L’étude qui a abouti à cette découverte génétique a commencé il y a quelques années. Les chercheurs qui étudient les troubles du sommeil chez les personnes âgées cherchaient des marqueurs prémaladie qui pourraient être associés à l’apparition éventuelle de la maladie de Parkinson et de la maladie d’Alzheimer. Cette étude a porté sur 1 200 hommes et femmes en bonne santé âgés de 65 ans. Leur évaluation comprenait des examens neurologiques et psychiatriques annuels, ainsi qu’une surveillance continue des cycles veille-sommeil et des niveaux d’activité à l’aide d’un bracelet électronique. Les participants à cette étude avaient également accepté de faire don de leur cerveau au projet de recherche à leur décès, afin que les scientifiques puissent recueillir des renseignements supplémentaires sur les cycles sommeil-éveil.

Au cours de leur projet de recherche, les scientifiques ont appris que le même groupe de volontaires avait également fait génotype leur ADN – un processus d’identification des différences dans la composition génétique individuelle. Grâce à ces données, les chercheurs ont pu comparer les données sur les cycles de sommeil des patients avec leur profil génétique, ce qui a mené à leur découverte importante.

Ils ont découvert que les variations d’un gène appelé PER1, qui fait partie d’un groupe de gènes affectant les rythmes circadiens, sont fortement liées au rythme circadien et à la tendance à vivre comme un noctambule ou une alouette. Les variations de ce gène sont si fréquentes, selon les chercheurs, que la quasi-totalité de la population possède une variante parmi plusieurs :

  • 60 % de la population a une variante appelée adénine (A).
  • 40 % de la population a une variante appelée guanine (G)

Étant donné que chaque individu possède deux ensembles de chromosomes d’ADN :

  • 48 % de la population aura une combinaison de A et G
  • 36 % de la population aura deux As
  • 16 % de la population aura deux G

Selon les résultats de l’étude, les personnes ayant le génotype AA  les lève-tôt  avaient tendance à se réveiller 60 minutes plus tôt que celles ayant le génotype GG. Le troisième groupe  AG  a eu tendance à partager la différence et à se réveiller au beau milieu de cette période de 60 minutes.

Comment ce variant génétique et son influence sur le temps circadien affecte-t-il le moment probable de la mort ? Nos rythmes circadiens sont à l’œuvre dans la régulation d’un large éventail de processus biologiques affectant notre santé et notre fonctionnement de base. La recherche a montré que les horloges circadiennes jouent un rôle dans le choix du moment des événements médicaux majeurs comme les crises cardiaques. Les scientifiques décrivent ce qu’ils appellent un rythme circadien de la mort, ce qui fait que les gens sont généralement plus susceptibles de mourir dans la première partie de la journée. Le temps moyen ? 11 h.

En examinant la population à l’étude, les chercheurs ont constaté que les génotypes AA et AG avaient tendance à mourir autour de cette période la plus typique de 11 heures du matin. Les génotypes GG  les noctambules  avaient tendance à mourir beaucoup plus tard dans la journée, en moyenne vers 18 h.

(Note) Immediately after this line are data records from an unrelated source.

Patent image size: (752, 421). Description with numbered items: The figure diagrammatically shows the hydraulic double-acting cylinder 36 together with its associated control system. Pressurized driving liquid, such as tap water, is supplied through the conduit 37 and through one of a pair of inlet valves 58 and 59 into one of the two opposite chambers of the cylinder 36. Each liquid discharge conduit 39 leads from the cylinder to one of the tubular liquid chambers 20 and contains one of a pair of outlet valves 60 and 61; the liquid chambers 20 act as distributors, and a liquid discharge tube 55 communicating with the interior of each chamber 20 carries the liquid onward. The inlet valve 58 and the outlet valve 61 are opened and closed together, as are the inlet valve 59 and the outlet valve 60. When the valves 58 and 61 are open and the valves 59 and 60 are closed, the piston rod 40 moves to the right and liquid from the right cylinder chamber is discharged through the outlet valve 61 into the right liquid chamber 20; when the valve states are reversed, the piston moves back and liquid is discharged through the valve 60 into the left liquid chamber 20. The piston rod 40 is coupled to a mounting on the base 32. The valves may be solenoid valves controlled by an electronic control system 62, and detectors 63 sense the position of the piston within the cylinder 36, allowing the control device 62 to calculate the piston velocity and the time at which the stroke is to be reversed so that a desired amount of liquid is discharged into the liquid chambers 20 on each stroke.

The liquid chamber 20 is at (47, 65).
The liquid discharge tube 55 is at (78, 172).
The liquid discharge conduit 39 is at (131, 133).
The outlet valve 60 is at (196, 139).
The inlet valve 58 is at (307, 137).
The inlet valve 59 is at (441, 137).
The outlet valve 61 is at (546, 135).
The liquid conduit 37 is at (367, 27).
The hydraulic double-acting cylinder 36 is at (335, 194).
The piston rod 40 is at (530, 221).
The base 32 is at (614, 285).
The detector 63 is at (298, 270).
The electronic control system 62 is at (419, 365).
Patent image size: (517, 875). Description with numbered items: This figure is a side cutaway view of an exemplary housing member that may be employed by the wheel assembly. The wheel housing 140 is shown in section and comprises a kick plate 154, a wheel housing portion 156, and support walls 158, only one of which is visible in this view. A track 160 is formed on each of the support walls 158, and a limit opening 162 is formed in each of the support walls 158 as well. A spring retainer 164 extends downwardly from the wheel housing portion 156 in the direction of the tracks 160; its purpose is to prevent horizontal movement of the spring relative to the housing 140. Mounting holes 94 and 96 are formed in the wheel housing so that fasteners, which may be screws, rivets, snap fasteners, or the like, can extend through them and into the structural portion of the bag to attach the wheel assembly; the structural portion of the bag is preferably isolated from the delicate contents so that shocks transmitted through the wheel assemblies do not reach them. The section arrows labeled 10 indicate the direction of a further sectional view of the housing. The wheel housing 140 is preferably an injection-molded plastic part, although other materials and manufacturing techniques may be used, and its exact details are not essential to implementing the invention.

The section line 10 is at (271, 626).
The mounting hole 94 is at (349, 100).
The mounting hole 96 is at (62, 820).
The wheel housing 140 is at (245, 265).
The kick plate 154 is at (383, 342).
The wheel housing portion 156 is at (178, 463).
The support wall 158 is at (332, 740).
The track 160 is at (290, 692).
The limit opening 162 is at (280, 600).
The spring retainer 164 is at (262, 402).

Il s’agit d’une recherche fascinante et importante. Il y a encore beaucoup à étudier et à apprendre sur la façon dont notre génotype individuel influe sur notre rythme circadien, mais ces connaissances pourraient être appliquées de nombreuses façons pour gérer la santé et le traitement des maladies. Cette information pourrait être utilisée pour aider les gens à établir des horaires de sommeil sains, particulièrement pour les travailleurs de quarts et les personnes qui voyagent fréquemment et qui souffrent du décalage horaire, qu’il s’agisse d’un représentant commercial national ou d’un joueur de baseball de la ligue majeure. De plus, les médecins pourraient utiliser ces connaissances pour créer des programmes de traitement et de prévention ciblés, en utilisant cette information sur le moment où une personne est la plus vulnérable, pour chronométrer les procédures, les médicaments et l’exercice.

Nous pouvons tous nous rendre service en prêtant attention à nos tendances naturelles à dormir et à nous réveiller, et en utilisant ces informations pour que nos horaires quotidiens soient bénéfiques pour notre sommeil et notre santé.